Faisal also mentioned that terrorists are trained not to divulge information to authorities.
He claimed commanders tortured recruits to test if they will succumb to military and police pressure when caught in the battlefield.
"May nakalagay sa paa namin mabigat, naka-posas kami, binababad kami sa tubig, aamin ka o hindi? 'Pag gumanoon ako na hindi, ibababad ka na naman," he said.
Asked what happens to those who fail the test, Faisal said, "Matatanggal ka sa serbisyo, lahat ng sinesuweldo sa 'yo, kukuhanin nila."
Faisal earlier revealed that child warriors are ordered to behead targets before they can become full-fledged Maute terrorists.
EXTREMISTS IN MANILA?
Faisal escaped with several comrades by posing as a civilian after their commander was killed in the battle for Marawi.
He was eventually caught by authorities. The teenager, however, claimed his other co-warriors fled to different cities, including Manila.
"Nung namatay commander namin, nagtanong ako sa kasama ko anong gagawin natin.

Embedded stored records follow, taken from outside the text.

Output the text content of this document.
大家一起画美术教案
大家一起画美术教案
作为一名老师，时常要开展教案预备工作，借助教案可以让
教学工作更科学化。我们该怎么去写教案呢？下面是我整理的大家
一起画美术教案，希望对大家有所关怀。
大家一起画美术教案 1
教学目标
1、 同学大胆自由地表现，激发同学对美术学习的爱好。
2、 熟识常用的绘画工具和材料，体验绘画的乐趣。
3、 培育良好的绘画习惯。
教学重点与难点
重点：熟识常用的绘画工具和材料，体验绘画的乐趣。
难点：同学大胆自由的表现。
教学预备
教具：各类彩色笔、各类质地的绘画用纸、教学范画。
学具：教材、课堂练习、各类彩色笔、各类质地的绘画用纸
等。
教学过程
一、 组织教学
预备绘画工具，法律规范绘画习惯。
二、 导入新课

Sabi ko sa tropa ko maghiwa-hiwalay na lang tayo. 'Yung iba pumunta ng Maynila, iyung iba kung saan napunta," he said.
Faisal said all newbie fighters have already escaped on orders of the Mautes.
He said they will now act as reservists for future attacks.
Maute group leaders could not be reached for comment on Faisal's accounts and allegations.
The Provincial Crisis Committee has repeatedly urged the national government to integrate the needs of young Muslims, including the development of Madrasas and Ustadz, into the national education program to prevent them from being lured by extremist ideologies.
The fighting in Marawi has killed 507 people including 379 terrorists, 89 state troops and 39 civilians as of Sunday.